生き生きと演奏する佐藤さん

 【小山】新型コロナウイルス感染症の影響で演奏会が減る中、音楽家を励まそうと、犬塚4丁目の喫茶店「カフェリフジ」で11日、同店と親交の深い栃木市在住のオカリナ奏者佐藤一美(さとうかずみ)さん(53)のミニコンサートが開かれた。市内外から約30人が訪れ、表情豊かなオカリナの音色に聴き入った。

 同店を経営する山本悦子(やまもとえつこ)さん(72)が企画した。佐藤さんとは23年前に同店で開いたコンサート以来、交流を続けているという。感染対策として店の窓を開け、訪れた人には用意したフェイスシールドの装着をお願いした。

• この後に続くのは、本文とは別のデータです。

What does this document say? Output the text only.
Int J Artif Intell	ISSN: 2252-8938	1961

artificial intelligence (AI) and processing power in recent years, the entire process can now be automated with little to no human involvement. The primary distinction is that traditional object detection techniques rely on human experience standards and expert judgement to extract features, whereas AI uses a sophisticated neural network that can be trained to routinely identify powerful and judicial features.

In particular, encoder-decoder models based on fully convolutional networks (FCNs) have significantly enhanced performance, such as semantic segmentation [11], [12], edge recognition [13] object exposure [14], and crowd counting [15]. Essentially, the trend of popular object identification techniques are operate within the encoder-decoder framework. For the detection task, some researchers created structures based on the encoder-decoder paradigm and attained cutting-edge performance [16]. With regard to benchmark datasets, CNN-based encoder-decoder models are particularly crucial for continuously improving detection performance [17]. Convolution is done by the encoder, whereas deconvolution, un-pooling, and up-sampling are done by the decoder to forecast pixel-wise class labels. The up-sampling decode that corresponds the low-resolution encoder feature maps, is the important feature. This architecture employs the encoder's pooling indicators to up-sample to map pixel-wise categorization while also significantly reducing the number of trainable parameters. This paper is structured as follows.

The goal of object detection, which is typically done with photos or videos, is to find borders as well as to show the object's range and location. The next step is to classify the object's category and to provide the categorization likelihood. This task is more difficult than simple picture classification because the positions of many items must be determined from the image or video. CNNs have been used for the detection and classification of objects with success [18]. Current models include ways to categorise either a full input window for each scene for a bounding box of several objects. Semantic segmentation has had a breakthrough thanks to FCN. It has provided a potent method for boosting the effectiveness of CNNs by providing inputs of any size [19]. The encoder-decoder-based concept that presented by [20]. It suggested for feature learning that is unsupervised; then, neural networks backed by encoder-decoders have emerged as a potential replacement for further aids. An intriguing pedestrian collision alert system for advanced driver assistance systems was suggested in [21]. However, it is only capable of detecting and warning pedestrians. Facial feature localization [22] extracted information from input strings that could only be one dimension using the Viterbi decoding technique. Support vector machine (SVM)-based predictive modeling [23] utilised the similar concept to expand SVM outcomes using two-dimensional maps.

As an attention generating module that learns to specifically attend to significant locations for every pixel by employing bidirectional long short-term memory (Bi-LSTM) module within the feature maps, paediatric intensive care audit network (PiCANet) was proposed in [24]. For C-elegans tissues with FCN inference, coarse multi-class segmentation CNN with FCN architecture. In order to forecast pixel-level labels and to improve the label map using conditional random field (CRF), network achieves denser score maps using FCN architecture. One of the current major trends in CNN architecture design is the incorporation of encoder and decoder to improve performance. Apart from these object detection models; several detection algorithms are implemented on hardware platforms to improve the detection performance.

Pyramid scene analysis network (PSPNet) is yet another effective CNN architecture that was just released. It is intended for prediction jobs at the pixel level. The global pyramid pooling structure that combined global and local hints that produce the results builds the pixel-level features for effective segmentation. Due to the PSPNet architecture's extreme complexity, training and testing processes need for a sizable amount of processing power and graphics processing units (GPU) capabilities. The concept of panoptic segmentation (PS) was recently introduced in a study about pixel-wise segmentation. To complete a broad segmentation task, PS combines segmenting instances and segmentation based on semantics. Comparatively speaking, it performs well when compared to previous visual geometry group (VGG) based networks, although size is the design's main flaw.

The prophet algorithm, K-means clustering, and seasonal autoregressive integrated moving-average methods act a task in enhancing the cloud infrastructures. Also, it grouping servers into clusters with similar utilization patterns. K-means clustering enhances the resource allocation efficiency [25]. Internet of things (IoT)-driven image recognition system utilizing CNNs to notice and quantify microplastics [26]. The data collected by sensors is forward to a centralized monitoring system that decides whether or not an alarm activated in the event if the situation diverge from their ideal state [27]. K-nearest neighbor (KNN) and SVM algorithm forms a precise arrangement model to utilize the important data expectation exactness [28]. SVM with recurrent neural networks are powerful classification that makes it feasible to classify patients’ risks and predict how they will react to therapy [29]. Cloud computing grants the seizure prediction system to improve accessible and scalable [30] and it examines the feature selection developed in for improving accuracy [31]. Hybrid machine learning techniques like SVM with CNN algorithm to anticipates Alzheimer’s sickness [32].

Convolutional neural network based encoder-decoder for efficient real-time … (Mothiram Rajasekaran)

 佐藤さんはピアノ伴奏とパーカッションのリズムに合わせ、「エリーゼのために」や「コンドルは飛んでいく」など幅広いジャンルの曲を披露。曲間では「春は一度も演奏の機会がなかった。今回は命をいただいているような思いです」と喜びを語った。

 宇都宮市から訪れた50代の女性は「どの曲も素晴らしかった。佐藤さんの生き生きとした姿に感動した」と感想を語った。山本さんは「このような小規模な演奏会が広がることを期待したい」と話した。